Angela Merkel's biographer Ralph Ballman, in his book about the "most influential woman in the world" until 2021, tries to lift the veil of secrecy over how the personal communication of the leaders of Russia and Germany took place, who over the past decade and a half have held so many meetings and negotiations that, apparently , thoroughly studied each other. Referring to sources in the German government, Ralph Bollman calls the telephone conversations of the two leaders a duel, during which Putin and Merkel "talk to each other in the face", sometimes allowing themselves to raise their voice, while, according to her biographer, Angela Merkel called Vladimir Putin "Dozens of times."

In general, taking into account all this, the communication between Moscow and Berlin of the era of Angela Merkel can be described as follows: a German braid of Krupp's steel found on a Russian rocky stone.
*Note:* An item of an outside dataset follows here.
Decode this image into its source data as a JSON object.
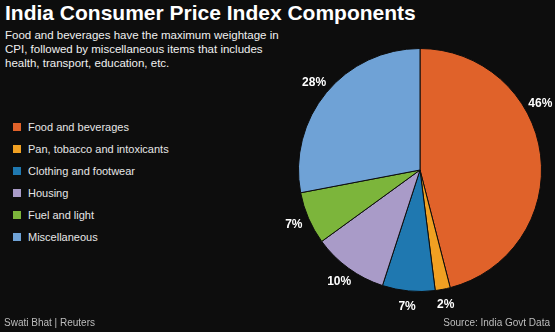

It is well known what happens with such a contact between metal and stone: the laws of physics in this case can also be applied to politics.

And yet Angela Merkel, who is arriving on a farewell visit to Russia, cannot be perceived solely as a terminator or gravedigger of the legacy of Russian-German relations, which, after the collapse of the USSR, was created first by “friend Helmut” and “friend Boris”, and then by Vladimir Putin and Gerhard Schroeder.

So, once deciding that the Nord Stream 2 gas pipeline should exist, since it meets the interests of Germany and Europe, Angela Merkel brought the matter to the end.

Although, apparently, it was not easy for her to do this, given the pressure of President Trump, the hysteria of the so-called new Europe, the fuss inside her own country and, finally, just the cry of despair of Kiev, trying to find its own stopcock for the project, but so and failed to do so.

“Of course, Putin and Merkel will discuss further energy cooperation after the completion of Nord Stream 2.

Merkel expects Putin's assurances that Russia will not cut off gas supplies to Ukraine, "Alexander Rahr, scientific director of the German-Russian Forum, told Interfax. According to him, Merkel wants to use his visit to Russia to look objective on Ukrainian issues.

“It's good that Merkel is going to Moscow, and not just to Kiev.

She wants to save her brainchild - the Minsk agreements, ”the expert continues.

“Chancellor Merkel, obviously, intends to look at a meeting with President Putin for a compromise option on Ukraine’s participation as a gas transit country against the background of the final stage before the launch of the Russian-European Nord Stream 2 project,” adds Sergei Zheleznyak, a member of the State Duma’s International Affairs Committee.

While the Ukrainian side does not lose hope of using Angela Merkel's visit to Kiev, where she will go after Moscow, to make her a wedding general on the so-called "Crimean Platform", her participation in the main PR project of the 30th anniversary of Ukrainian independence seems to be quite dubious and unlikely.

After all, she has never participated in other people's PR projects and, moreover, understands what costs it will be fraught with in relations with Russia.

So why add negativity, which is already enough?

And finally, during her visit to Moscow, which will surely be watched with special interest and close attention in Kiev, Angela Merkel intends to lay a wreath at the Tomb of the Unknown Soldier.

An unambiguous signal to the Ukrainian side: look right, learn from your elders.

Germany is Europe.

Thank you Angela.

The point of view of the author may not coincide with the position of the editorial board.